L'interdiction du film «L'Exode» au Maroc suscite de nombreuses critiques

RABAT, Maroc - Le Maroc a interdit la diffusion du film biblique «L'Exode: dieux et rois» de Ridley Scott, provoquant une réaction négative de plusieurs politiciens et cinéastes du pays.

Le Centre cinématographique marocain a envoyé une lettre à toutes les salles de cinémas du pays samedi pour les aviser que le film, qui raconte l'histoire de Moïse, ne serait pas diffusé au Maroc parce qu'il pourrait représenter Dieu dans la scène sur sa révélation à Moïse. L'islam et le Maroc interdisent toute représentation de Dieu en public.

Le film a déjà été interdit en Égypte et aux Émirats arabes unis.

Néanmoins, un parti membre de la coalition au pouvoir au Maroc a jugé l'interdiction «incompréhensible», considérant que l'industrie cinématographique est particulièrement importante pour le pays. Le Maroc est une destination majeure pour les tournages de films étrangers et «L'Exode» a été tourné en partie dans ce pays.

Dans un communiqué, le Parti progressiste socialiste estime que les autorités auraient dû gérer ce dossier d'une manière «plus intelligente» pour ne pas nuire à l'image du royaume et préserver la liberté de la création et les arts.

La coalition au pouvoir au Maroc est dirigée par un parti islamiste, bien que l'essentiel du pouvoir soit détenu par le roi Mohammed VI.

L'organisation qui représente les cinéastes marocains a également critiqué l'interdiction du film biblique, la jugeant «ridicule et irrationnelle».

«Cette décision risque de décourager l'investissement cinématographique dans notre pays et d'envoyer les productions étrangères vers d'autres destinations», a déclaré le président de la Chambre nationale des producteurs de films, Abderrahman Tazi, dans un communiqué publié mardi.

La décision du Centre cinématographique marocain d'interdire la présentation du film de Ridley Scott se rapporte à une scène dans laquelle un enfant, qui pourrait être interprété comme une représentation de Dieu, parle à Moïse.

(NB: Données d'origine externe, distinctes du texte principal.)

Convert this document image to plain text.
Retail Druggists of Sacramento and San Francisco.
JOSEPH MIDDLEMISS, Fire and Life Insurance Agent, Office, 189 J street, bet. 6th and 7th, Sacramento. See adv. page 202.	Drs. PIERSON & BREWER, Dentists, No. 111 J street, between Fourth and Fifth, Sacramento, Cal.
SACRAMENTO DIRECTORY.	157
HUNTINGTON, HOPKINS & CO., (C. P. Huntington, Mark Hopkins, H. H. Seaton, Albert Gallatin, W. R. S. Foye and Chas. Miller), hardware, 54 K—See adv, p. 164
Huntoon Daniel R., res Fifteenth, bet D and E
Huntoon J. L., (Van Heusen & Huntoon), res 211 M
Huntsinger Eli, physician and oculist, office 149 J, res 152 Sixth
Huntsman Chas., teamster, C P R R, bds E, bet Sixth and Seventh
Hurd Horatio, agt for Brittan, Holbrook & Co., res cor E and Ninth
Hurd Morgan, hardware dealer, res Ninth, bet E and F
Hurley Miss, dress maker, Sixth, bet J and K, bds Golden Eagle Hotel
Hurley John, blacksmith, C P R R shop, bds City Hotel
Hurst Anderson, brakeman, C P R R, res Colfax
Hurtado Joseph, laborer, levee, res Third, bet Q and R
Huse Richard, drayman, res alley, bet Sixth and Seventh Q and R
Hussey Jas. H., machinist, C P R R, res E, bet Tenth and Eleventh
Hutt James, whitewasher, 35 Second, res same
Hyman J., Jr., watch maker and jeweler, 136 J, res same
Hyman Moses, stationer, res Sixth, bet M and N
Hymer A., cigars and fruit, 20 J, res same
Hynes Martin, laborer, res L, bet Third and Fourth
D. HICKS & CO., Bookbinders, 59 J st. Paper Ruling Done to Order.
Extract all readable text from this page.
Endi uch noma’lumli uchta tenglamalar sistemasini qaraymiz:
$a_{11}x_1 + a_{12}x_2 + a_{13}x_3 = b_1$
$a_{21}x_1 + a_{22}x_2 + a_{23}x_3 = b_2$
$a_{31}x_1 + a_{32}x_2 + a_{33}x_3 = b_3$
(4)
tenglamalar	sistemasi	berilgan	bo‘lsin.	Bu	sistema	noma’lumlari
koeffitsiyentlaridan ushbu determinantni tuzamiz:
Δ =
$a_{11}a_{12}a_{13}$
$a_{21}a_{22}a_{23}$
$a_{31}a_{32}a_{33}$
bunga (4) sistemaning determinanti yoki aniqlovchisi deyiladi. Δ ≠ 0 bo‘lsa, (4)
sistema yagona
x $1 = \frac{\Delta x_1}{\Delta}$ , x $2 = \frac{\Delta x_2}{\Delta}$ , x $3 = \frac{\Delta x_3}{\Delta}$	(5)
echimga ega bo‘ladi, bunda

Le centre avait initialement autorisé le film, mais son président, Sarim Fassi-Fihri, a indiqué qu'un représentant du ministère des Communications avait exprimé des objections. Après un deuxième visionnement, la décision a été prise d'interdire le film.

Le ministre des Communications, Mustapha Khalfi, a confirmé que son ministère avait soulevé des objections sur le film.

«La décision a été prise par tous les membres de la commission et cela n'a rien à voir avec la liberté d'expression», a-t-il dit à l'Associated Press.